Tuesday, July 18, 2006

An Internet Mogul Enters Training

For years, I've joked about retirement being filled with greeting Wal Mart shoppers instead of cruising the Caribbean. As my 48th birthday approaches and my retirement account is less than it was twenty years ago, that joke is less and less funny.

Lingering unemployment has a way of devouring retirement accounts.

So the job title I gave myself, Internet Mogul, pays well. I need a good paying job for goodness sake! Surly a few months of being an Internet Mogul and those meager accounts will be flush with my success.

All the web gurus say I can do it, if I only buy their terribly overpriced product.

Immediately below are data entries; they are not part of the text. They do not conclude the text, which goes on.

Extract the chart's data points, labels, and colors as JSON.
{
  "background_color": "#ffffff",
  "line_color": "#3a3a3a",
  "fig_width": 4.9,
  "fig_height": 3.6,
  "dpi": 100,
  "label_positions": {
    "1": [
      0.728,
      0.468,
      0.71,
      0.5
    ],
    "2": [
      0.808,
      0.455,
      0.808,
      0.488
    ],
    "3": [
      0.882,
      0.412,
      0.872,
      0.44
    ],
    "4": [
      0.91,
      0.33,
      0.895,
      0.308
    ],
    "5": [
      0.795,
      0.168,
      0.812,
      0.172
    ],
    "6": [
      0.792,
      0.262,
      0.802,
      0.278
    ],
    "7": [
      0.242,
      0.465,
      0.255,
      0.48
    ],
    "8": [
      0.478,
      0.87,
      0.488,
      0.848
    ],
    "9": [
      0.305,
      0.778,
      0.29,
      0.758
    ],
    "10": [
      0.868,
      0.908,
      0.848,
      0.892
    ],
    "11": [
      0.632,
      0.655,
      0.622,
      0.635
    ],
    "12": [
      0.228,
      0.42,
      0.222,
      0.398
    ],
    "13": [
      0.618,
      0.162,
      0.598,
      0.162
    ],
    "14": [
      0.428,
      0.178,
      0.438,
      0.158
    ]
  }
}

If I'm on a budget, $99 bucks will get me their hot-shot eBook with the 10 Magic Secrets of the Rich and Powerful. You know, the ones who work ten minutes a day in their silk jammies, don't know a bit of HTML yet rake in millions on the net.

Of course it's not worth the $99 that was so conveniently tacked onto my credit card bill in a nano-instant after I clicked here.

To really learn the secrets of the gurus, I gotta spend some money. After all, the honest ones will confess those free reports they give you aren't even worth that much.

So for a mere $997, I can get a glimpse of their incredible wisdom sloppily photocopied and loaded into 3-ring binders. Ten-thousand pages. Delivered to my door. Ah, the personal touch!

Is there a better learning system out there? This mogul needs better training is she's going to succeed.

The Dog's Hungry and So Am I

The definition of "being hungry" changes with age.

We're born, and it means, "give me milk so I can survive."

We reach adolescence and it means, "bring me a hot dog…and lots of friends, status, dates, cool clothes, a hot car…"

We enter the job market and being hungry translates into, "bring me challenges and riches, excitement way beyond the need for mere nourishment. Challenge my creative spirit, reward me with expensive toys, giving me tangible proof so I can flaunt my talents on the world stage."

Geez, it's embarrassing to admit, but after my "distinguished" career, (translation: twenty-five years as a cog in the wage-slave wheel) the phrase reverts back to just the basics. I'm hungry to fill the cupboard with food so I can survive. I'm not worried about satisfying a creative drive and I don't require riches, just enough to keep a sturdy roof over my head. The same basic needs my dog has. Luckily for her, she's clueless that the piece of lunch meat I'm sharing is getting harder and harder to replenish.

It's now been nearly a year without a paycheck.

Survival in the economic world. Remember the TV commercial for the large financial institution that praised the American spirit by claiming, "most people want to succeed, not just survive." True, true. But how exactly do you define success? Unfortunately, reality forces many hardworking people into being grateful for mere survival and realizing that to survive IS to succeed.